NSCLC cells sustain phase separation of cytoplasmic membrane-less organelles to protect themselves against cisplatin treatment.

Cisplatin is the first platinum compound used for anticancer therapy, including non-small cell lung cancer (NSCLC). However, the clinical efficacy of cisplatin is strongly limited by cisplatin resistance. Hence, illuminating the mechanism of cisplatin resistance will aid in the development of therapeutic strategies that improve the sensitivity of cancer cells to cisplatin. Interestingly, membrane-less organelles, which are formed through biomolecular condensation in association with phase separation, have been recently linked with cancers. Here, we reveal a new molecular basis of cisplatin resistance in NSCLC, showing that cisplatin kills cancer cells by the alteration of cytoplasmic membrane-less organelles.

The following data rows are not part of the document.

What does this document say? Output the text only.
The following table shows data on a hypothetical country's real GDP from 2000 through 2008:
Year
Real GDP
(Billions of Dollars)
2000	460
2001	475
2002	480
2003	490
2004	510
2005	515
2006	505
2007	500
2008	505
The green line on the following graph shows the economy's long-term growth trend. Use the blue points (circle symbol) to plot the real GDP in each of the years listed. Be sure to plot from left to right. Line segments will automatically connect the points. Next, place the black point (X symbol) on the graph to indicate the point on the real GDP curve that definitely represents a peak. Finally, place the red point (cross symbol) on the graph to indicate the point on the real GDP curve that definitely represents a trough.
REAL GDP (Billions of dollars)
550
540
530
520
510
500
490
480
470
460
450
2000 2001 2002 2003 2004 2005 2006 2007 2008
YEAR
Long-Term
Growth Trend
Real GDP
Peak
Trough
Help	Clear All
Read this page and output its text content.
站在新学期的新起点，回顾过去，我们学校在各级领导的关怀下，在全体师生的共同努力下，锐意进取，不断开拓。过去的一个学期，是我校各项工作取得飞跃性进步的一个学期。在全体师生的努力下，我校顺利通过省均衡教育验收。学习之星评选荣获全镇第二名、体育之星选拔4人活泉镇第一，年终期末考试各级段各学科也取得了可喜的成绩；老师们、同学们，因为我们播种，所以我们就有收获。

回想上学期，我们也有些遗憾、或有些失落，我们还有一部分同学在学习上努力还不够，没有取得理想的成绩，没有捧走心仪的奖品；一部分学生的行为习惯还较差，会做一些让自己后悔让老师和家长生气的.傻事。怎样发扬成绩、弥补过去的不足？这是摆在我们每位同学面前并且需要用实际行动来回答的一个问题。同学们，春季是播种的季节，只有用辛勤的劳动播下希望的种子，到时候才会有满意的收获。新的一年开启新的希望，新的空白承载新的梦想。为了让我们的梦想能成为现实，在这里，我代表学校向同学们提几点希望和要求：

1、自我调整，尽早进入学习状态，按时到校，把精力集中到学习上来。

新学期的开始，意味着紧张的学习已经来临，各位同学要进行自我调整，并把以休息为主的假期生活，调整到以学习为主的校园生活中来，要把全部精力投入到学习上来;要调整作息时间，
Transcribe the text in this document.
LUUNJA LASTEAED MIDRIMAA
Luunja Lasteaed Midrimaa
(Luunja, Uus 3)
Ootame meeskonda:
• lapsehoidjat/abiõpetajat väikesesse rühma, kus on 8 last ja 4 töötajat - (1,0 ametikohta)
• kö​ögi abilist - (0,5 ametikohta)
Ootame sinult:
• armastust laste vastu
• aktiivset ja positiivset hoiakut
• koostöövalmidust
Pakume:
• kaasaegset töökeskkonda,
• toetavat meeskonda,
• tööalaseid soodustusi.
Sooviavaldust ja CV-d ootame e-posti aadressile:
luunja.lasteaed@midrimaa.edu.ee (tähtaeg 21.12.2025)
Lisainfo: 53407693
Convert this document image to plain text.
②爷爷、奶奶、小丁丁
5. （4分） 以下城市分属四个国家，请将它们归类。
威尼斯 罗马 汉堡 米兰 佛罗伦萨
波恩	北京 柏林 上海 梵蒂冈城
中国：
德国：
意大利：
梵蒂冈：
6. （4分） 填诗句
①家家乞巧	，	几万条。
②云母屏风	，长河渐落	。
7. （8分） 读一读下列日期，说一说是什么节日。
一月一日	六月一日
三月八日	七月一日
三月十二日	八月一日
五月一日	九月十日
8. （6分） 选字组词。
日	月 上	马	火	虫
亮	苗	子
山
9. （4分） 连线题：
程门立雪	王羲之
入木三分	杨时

Specifically, cisplatin treatment results in the disassembly of processing bodies (PBs) and the assembly of stress granule (SG)-like granules which are different from canonical SGs in NSCLC cells, but not cisplatin-resistant NSCLC cells. Moreover, alterations of PBs and noncanonical SG-like granules are associated with cisplatin-induced cancer cell death. Importantly, we found that disrupting PBs and canonical SGs with cycloheximide and FDA-approved pyrvinium helps cisplatin to kill cisplatin-resistant NSCLC cells. Taken together, our findings provide insight into the role of membrane-less organelle regulation in cisplatin resistance and offer an effective solution for overcoming cisplatin resistance in NSCLC.